For much of the two hours that followed this was an elegantly stripped back ceremony, commemorative rather than celebratory. At the start the Japanese flag was carried into the arena very slowly, with a moving sense of formal calm.

The flags of the competing nations followed, Great Britain’s held by Laura Kenny, now the most decorated female British Olympian ever. And steadily the night dissolved into kind of world music mashup, from rhumba to nose flute twirls to jazz funk bass, as the athletes came bouncing into the stadium, clapped on heartily by a row of stewards who, besides dancing like your aunt at Christmas, seemed to be having a genuinely great time.
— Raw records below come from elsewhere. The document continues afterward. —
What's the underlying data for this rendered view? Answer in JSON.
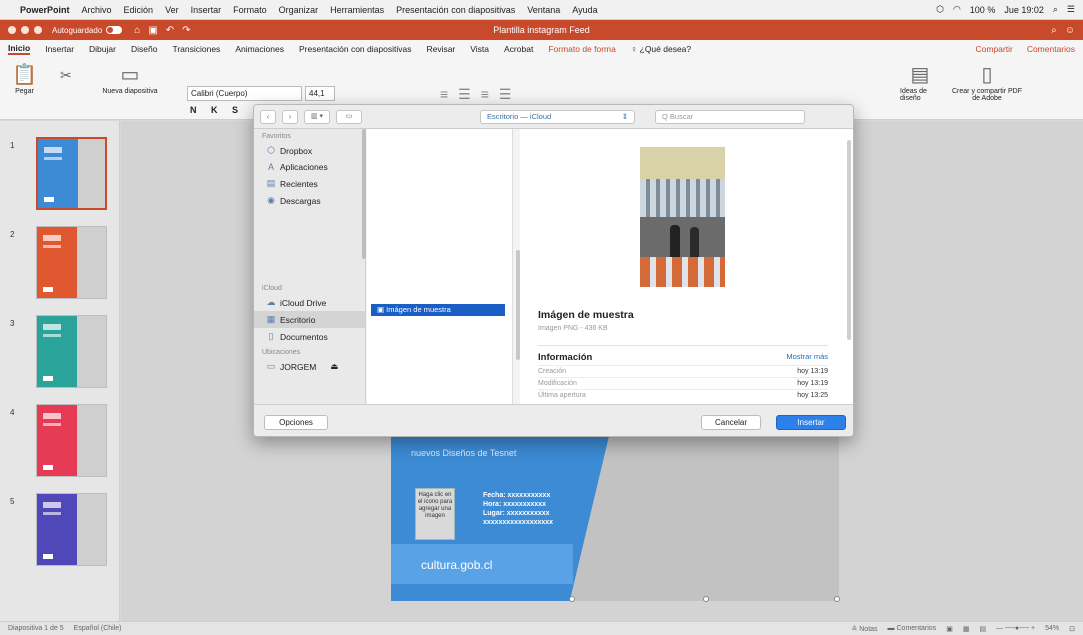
{
  "menubar": {
    "app_name": "PowerPoint",
    "items": [
      "Archivo",
      "Edición",
      "Ver",
      "Insertar",
      "Formato",
      "Organizar",
      "Herramientas",
      "Presentación con diapositivas",
      "Ventana",
      "Ayuda"
    ],
    "battery": "100 %",
    "clock": "Jue 19:02"
  },
  "titlebar": {
    "autosave_label": "Autoguardado",
    "autosave_state": "OFF",
    "title": "Plantilla instagram Feed"
  },
  "tabs": {
    "items": [
      "Inicio",
      "Insertar",
      "Dibujar",
      "Diseño",
      "Transiciones",
      "Animaciones",
      "Presentación con diapositivas",
      "Revisar",
      "Vista",
      "Acrobat",
      "Formato de forma"
    ],
    "active": "Inicio",
    "tell_me": "¿Qué desea?",
    "share": "Compartir",
    "comments": "Comentarios"
  },
  "ribbon": {
    "paste": "Pegar",
    "new_slide": "Nueva diapositiva",
    "font_name": "Calibri (Cuerpo)",
    "font_size": "44,1",
    "format_buttons": "N K S",
    "design_ideas": "Ideas de diseño",
    "create_pdf": "Crear y compartir PDF de Adobe"
  },
  "thumbnails": [
    {
      "number": "1",
      "color": "#3c8bd4",
      "selected": true
    },
    {
      "number": "2",
      "color": "#e0582f",
      "selected": false
    },
    {
      "number": "3",
      "color": "#2aa39b",
      "selected": false
    },
    {
      "number": "4",
      "color": "#e63b54",
      "selected": false
    },
    {
      "number": "5",
      "color": "#5048b8",
      "selected": false
    }
  ],
  "slide": {
    "subtitle": "nuevos Diseños de Tesnet",
    "image_placeholder": "Haga clic en el icono para agregar una imagen",
    "info_lines": [
      "Fecha: xxxxxxxxxxx",
      "Hora: xxxxxxxxxxx",
      "Lugar: xxxxxxxxxxx",
      "xxxxxxxxxxxxxxxxxx"
    ],
    "site": "cultura.gob.cl"
  },
  "dialog": {
    "location": "Escritorio — iCloud",
    "search_placeholder": "Q Buscar",
    "sidebar": {
      "favorites_header": "Favoritos",
      "favorites": [
        {
          "label": "Dropbox",
          "icon": "dropbox-icon"
        },
        {
          "label": "Aplicaciones",
          "icon": "applications-icon"
        },
        {
          "label": "Recientes",
          "icon": "recents-icon"
        },
        {
          "label": "Descargas",
          "icon": "downloads-icon"
        }
      ],
      "icloud_header": "iCloud",
      "icloud": [
        {
          "label": "iCloud Drive",
          "icon": "cloud-icon",
          "selected": false
        },
        {
          "label": "Escritorio",
          "icon": "desktop-icon",
          "selected": true
        },
        {
          "label": "Documentos",
          "icon": "documents-icon",
          "selected": false
        }
      ],
      "locations_header": "Ubicaciones",
      "locations": [
        {
          "label": "JORGEM",
          "icon": "disk-icon"
        }
      ]
    },
    "selected_file": "Imágen de muestra",
    "preview": {
      "name": "Imágen de muestra",
      "meta": "Imagen PNG - 436 KB",
      "info_header": "Información",
      "show_more": "Mostrar más",
      "rows": [
        {
          "key": "Creación",
          "value": "hoy 13:19"
        },
        {
          "key": "Modificación",
          "value": "hoy 13:19"
        },
        {
          "key": "Última apertura",
          "value": "hoy 13:25"
        }
      ]
    },
    "options_button": "Opciones",
    "cancel_button": "Cancelar",
    "insert_button": "Insertar"
  },
  "status": {
    "slide_info": "Diapositiva 1 de 5",
    "language": "Español (Chile)",
    "notes": "Notas",
    "comments": "Comentarios",
    "zoom": "54%"
  }
}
For a while the stadium resembled a human Fantasia, a whirl of colour and marching music – barks and bings, bagpipes, klaxons, strange gurgling noises. The volunteers passed through, waving at the crowd and drawing their own ovation. It is hard to do justice to the Tokyo 2020 volunteer army, who have been warm and stoical and endlessly patient with this mess of uncooperative humanity, and all this at a Games many Tokyoites didn’t want.

Athletes parade around the stadium for their final duty at the Games.
Athletes parade around the stadium. Photograph: Jewel Samad/AFP/Getty Images

The nations came and went. Team Russia (Not Russia) waved for the camera.
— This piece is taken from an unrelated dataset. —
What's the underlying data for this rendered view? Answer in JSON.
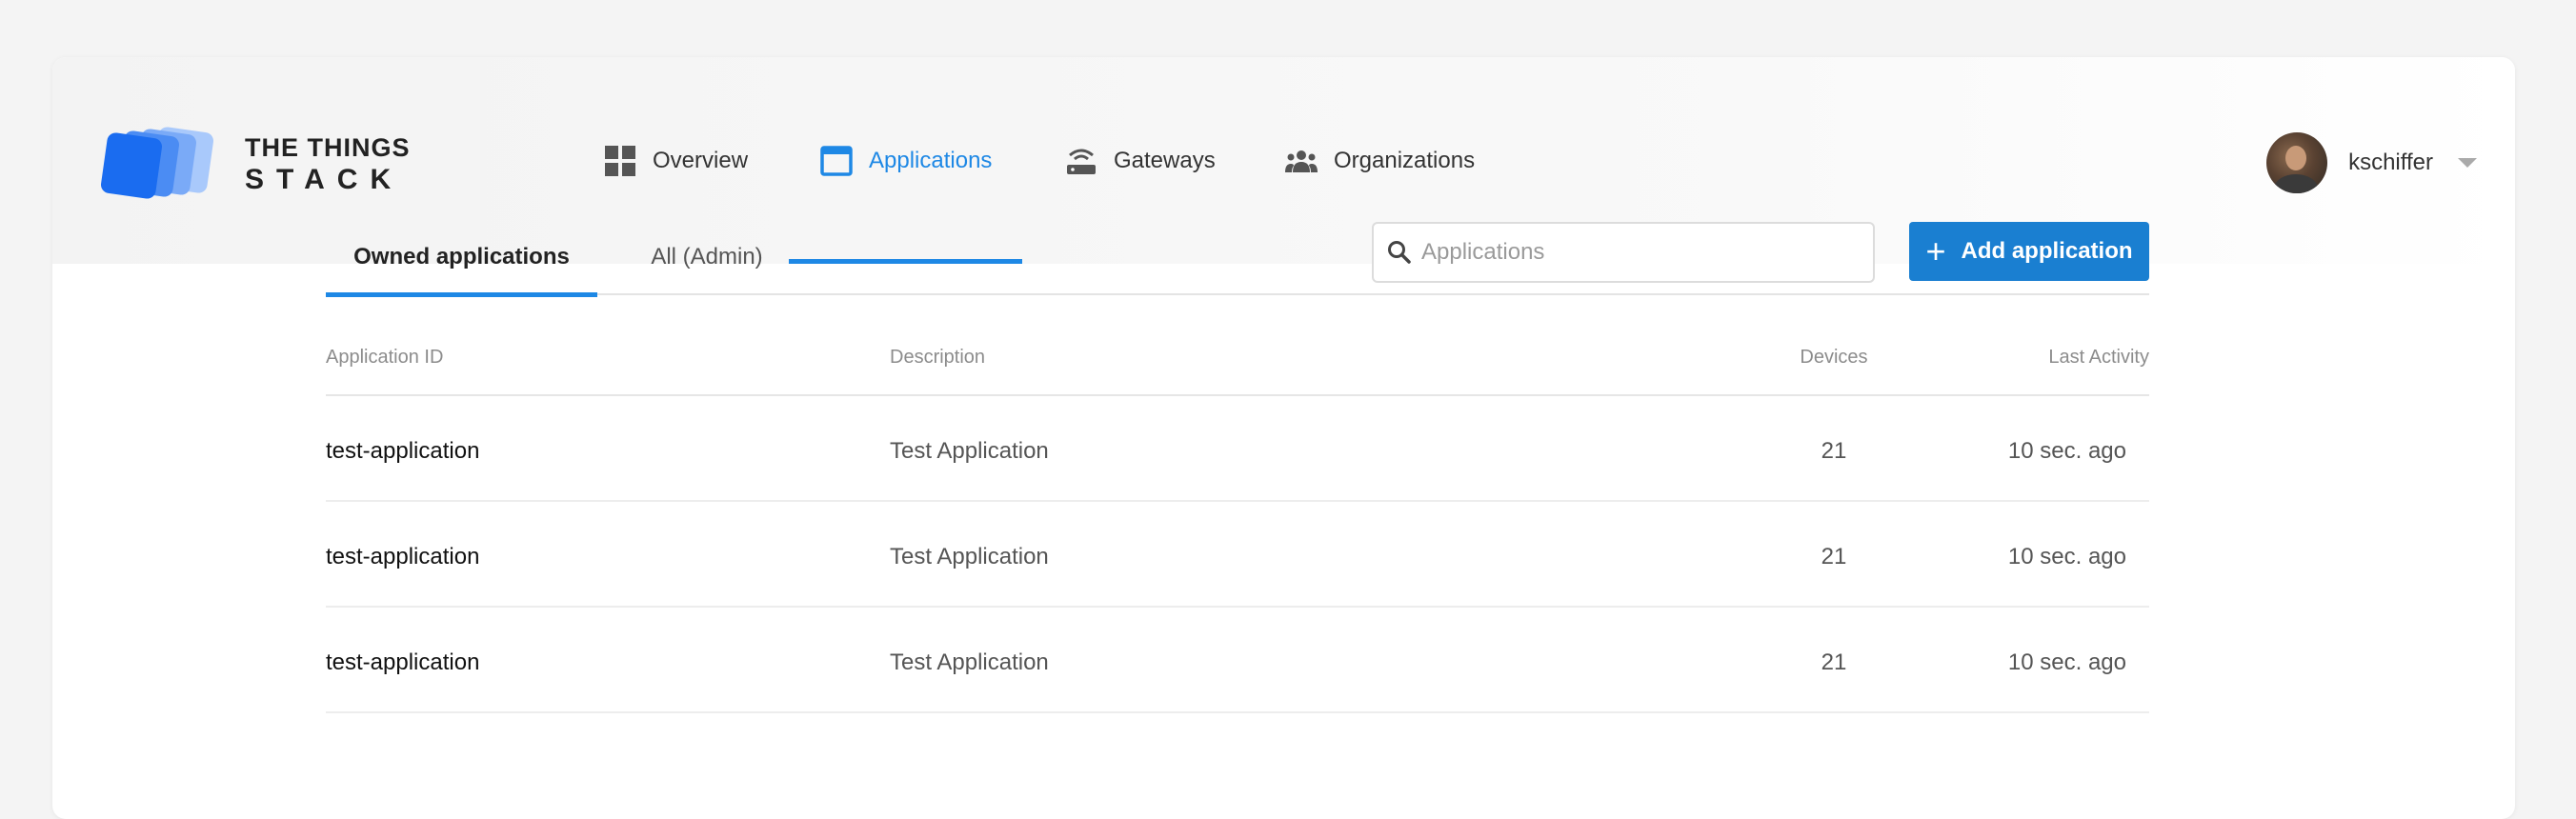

The oddity of Russia’s presence here in such numbers despite an apparent doping ban – another dismal IOC saga, a tarnishing of the sports it is charged with preserving – was never the fault of the athletes. This was just a bunch of very happy young people having the time of their lives.
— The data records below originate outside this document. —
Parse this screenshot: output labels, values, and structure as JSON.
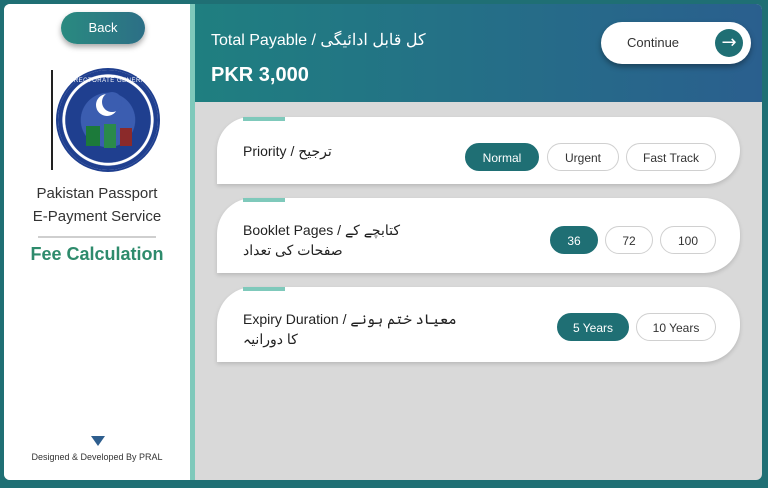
{
  "sidebar": {
    "back_label": "Back",
    "logo_ring_text": "DIRECTORATE GENERAL",
    "app_title_line1": "Pakistan Passport",
    "app_title_line2": "E-Payment Service",
    "section_title": "Fee Calculation",
    "credit": "Designed & Developed By PRAL"
  },
  "header": {
    "total_label": "Total Payable / کل قابل ادائیگی",
    "amount": "PKR 3,000",
    "continue_label": "Continue"
  },
  "cards": {
    "priority": {
      "label": "Priority / ترجیح",
      "options": [
        "Normal",
        "Urgent",
        "Fast Track"
      ],
      "selected": "Normal"
    },
    "pages": {
      "label_line1": "Booklet Pages / کتابچے کے",
      "label_line2": "صفحات کی تعداد",
      "options": [
        "36",
        "72",
        "100"
      ],
      "selected": "36"
    },
    "expiry": {
      "label_line1": "Expiry Duration / معیاد ختم ہونے",
      "label_line2": "کا دورانیہ",
      "options": [
        "5 Years",
        "10 Years"
      ],
      "selected": "5 Years"
    }
  },
  "colors": {
    "accent": "#1f6f74",
    "highlight": "#2e8b6c",
    "sidebar_border": "#7fc9bb"
  }
}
And by now the central carpet was crammed with all the flags of the world, glowing examples of physical splendour, of species power. OK, people of the cosmos. We’re ready for our close up now. That lot over there under the lights. That’s what we’re like. At its best Tokyo 2020 has been like this, not just spectacular but also soothing, a reminder that the world can also be a fun place.

As the flame was handed over by video link to Paris 2024, skyline captured in a stunningly beautiful film, it was hard again to avoid that duality.

For all the talk of a new “sustainable” Olympics, the world’s largest industrial sporting event will continue to toy with overspending, waste and dubious regimes. Men will appear on plinths talking about peace and love while the stadium noise drowns out the shouts beyond its walls.

And Tokyo will now breathe again, at the end of 14 days of spectator-free, fiercely marshalled competition, from rhythmic gymnastics to the two-person dinghy, from the fastest humans on Earth to the 87kg clean and jerk. This brilliantly seductive mess of a global sporting beano has now finally said goodbye – with grace and verve, but with a sense, also, of relief.